LOS ANGELES -- The COVID-19 pandemic has changed the way so many people live, work and how people educate themselves. At Lluvia y Fuego Mariachi Academy in Southern California, there's a little less music filling the classroom.
However, the owner of the mariachi school is still open and running his business by continuing classes via livestream video.
"It becomes an opportunity for us to actually have better ways or more ways of increasing our capacity to hold a class.

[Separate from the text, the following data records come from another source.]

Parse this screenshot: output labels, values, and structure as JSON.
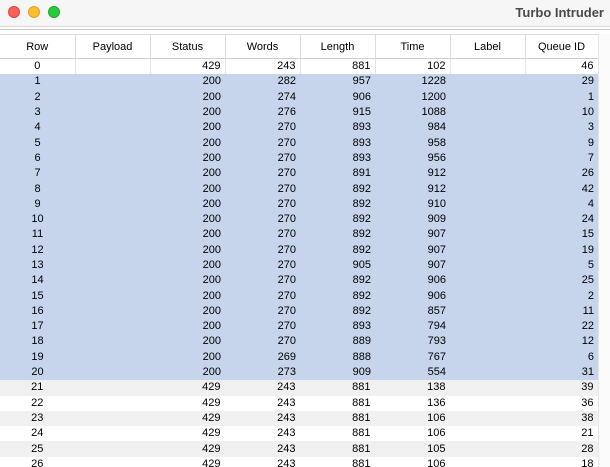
{
  "window": {
    "title": "Turbo Intruder"
  },
  "table": {
    "columns": [
      "Row",
      "Payload",
      "Status",
      "Words",
      "Length",
      "Time",
      "Label",
      "Queue ID"
    ],
    "rows": [
      {
        "row": "0",
        "payload": "",
        "status": "429",
        "words": "243",
        "length": "881",
        "time": "102",
        "label": "",
        "queue_id": "46",
        "selected": false
      },
      {
        "row": "1",
        "payload": "",
        "status": "200",
        "words": "282",
        "length": "957",
        "time": "1228",
        "label": "",
        "queue_id": "29",
        "selected": true
      },
      {
        "row": "2",
        "payload": "",
        "status": "200",
        "words": "274",
        "length": "906",
        "time": "1200",
        "label": "",
        "queue_id": "1",
        "selected": true
      },
      {
        "row": "3",
        "payload": "",
        "status": "200",
        "words": "276",
        "length": "915",
        "time": "1088",
        "label": "",
        "queue_id": "10",
        "selected": true
      },
      {
        "row": "4",
        "payload": "",
        "status": "200",
        "words": "270",
        "length": "893",
        "time": "984",
        "label": "",
        "queue_id": "3",
        "selected": true
      },
      {
        "row": "5",
        "payload": "",
        "status": "200",
        "words": "270",
        "length": "893",
        "time": "958",
        "label": "",
        "queue_id": "9",
        "selected": true
      },
      {
        "row": "6",
        "payload": "",
        "status": "200",
        "words": "270",
        "length": "893",
        "time": "956",
        "label": "",
        "queue_id": "7",
        "selected": true
      },
      {
        "row": "7",
        "payload": "",
        "status": "200",
        "words": "270",
        "length": "891",
        "time": "912",
        "label": "",
        "queue_id": "26",
        "selected": true
      },
      {
        "row": "8",
        "payload": "",
        "status": "200",
        "words": "270",
        "length": "892",
        "time": "912",
        "label": "",
        "queue_id": "42",
        "selected": true
      },
      {
        "row": "9",
        "payload": "",
        "status": "200",
        "words": "270",
        "length": "892",
        "time": "910",
        "label": "",
        "queue_id": "4",
        "selected": true
      },
      {
        "row": "10",
        "payload": "",
        "status": "200",
        "words": "270",
        "length": "892",
        "time": "909",
        "label": "",
        "queue_id": "24",
        "selected": true
      },
      {
        "row": "11",
        "payload": "",
        "status": "200",
        "words": "270",
        "length": "892",
        "time": "907",
        "label": "",
        "queue_id": "15",
        "selected": true
      },
      {
        "row": "12",
        "payload": "",
        "status": "200",
        "words": "270",
        "length": "892",
        "time": "907",
        "label": "",
        "queue_id": "19",
        "selected": true
      },
      {
        "row": "13",
        "payload": "",
        "status": "200",
        "words": "270",
        "length": "905",
        "time": "907",
        "label": "",
        "queue_id": "5",
        "selected": true
      },
      {
        "row": "14",
        "payload": "",
        "status": "200",
        "words": "270",
        "length": "892",
        "time": "906",
        "label": "",
        "queue_id": "25",
        "selected": true
      },
      {
        "row": "15",
        "payload": "",
        "status": "200",
        "words": "270",
        "length": "892",
        "time": "906",
        "label": "",
        "queue_id": "2",
        "selected": true
      },
      {
        "row": "16",
        "payload": "",
        "status": "200",
        "words": "270",
        "length": "892",
        "time": "857",
        "label": "",
        "queue_id": "11",
        "selected": true
      },
      {
        "row": "17",
        "payload": "",
        "status": "200",
        "words": "270",
        "length": "893",
        "time": "794",
        "label": "",
        "queue_id": "22",
        "selected": true
      },
      {
        "row": "18",
        "payload": "",
        "status": "200",
        "words": "270",
        "length": "889",
        "time": "793",
        "label": "",
        "queue_id": "12",
        "selected": true
      },
      {
        "row": "19",
        "payload": "",
        "status": "200",
        "words": "269",
        "length": "888",
        "time": "767",
        "label": "",
        "queue_id": "6",
        "selected": true
      },
      {
        "row": "20",
        "payload": "",
        "status": "200",
        "words": "273",
        "length": "909",
        "time": "554",
        "label": "",
        "queue_id": "31",
        "selected": true
      },
      {
        "row": "21",
        "payload": "",
        "status": "429",
        "words": "243",
        "length": "881",
        "time": "138",
        "label": "",
        "queue_id": "39",
        "selected": false
      },
      {
        "row": "22",
        "payload": "",
        "status": "429",
        "words": "243",
        "length": "881",
        "time": "136",
        "label": "",
        "queue_id": "36",
        "selected": false
      },
      {
        "row": "23",
        "payload": "",
        "status": "429",
        "words": "243",
        "length": "881",
        "time": "106",
        "label": "",
        "queue_id": "38",
        "selected": false
      },
      {
        "row": "24",
        "payload": "",
        "status": "429",
        "words": "243",
        "length": "881",
        "time": "106",
        "label": "",
        "queue_id": "21",
        "selected": false
      },
      {
        "row": "25",
        "payload": "",
        "status": "429",
        "words": "243",
        "length": "881",
        "time": "105",
        "label": "",
        "queue_id": "28",
        "selected": false
      },
      {
        "row": "26",
        "payload": "",
        "status": "429",
        "words": "243",
        "length": "881",
        "time": "106",
        "label": "",
        "queue_id": "18",
        "selected": false
      }
    ]
  },
  "colors": {
    "selected_row": "#c6d5ec",
    "stripe_row": "#f0f0f0",
    "close": "#fe5f57",
    "minimize": "#febc2e",
    "zoom": "#28c840"
  }
}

And to have maybe more people watch us online even when they can't make it or maybe they're on the other side of the world," said Juan Ignacio Zepeda, owner of Lluvia y Fuego.
Zepeda is looking at this new way of life as a potential for growth change, but he did mention that he has lost about half of his students.
For those who are still staying connected online, one student admits it can be challenging even though he likes staying at home.
"I also miss them like at school, I don't really have a full conversation with them anymore because sometimes during classes we'd have a conversation and just talk," said Isaiah Flores who is in 6th grade and sings, plays guitar and guitarrón at Lluvia y Fuego.
For those students that have continued taking classes online, Zepeda said that they are all adjusting perfectly fine because most kids know how to handle technology. Since classes are still in session at Lluvia y Fuego the academy still has hope despite the changes.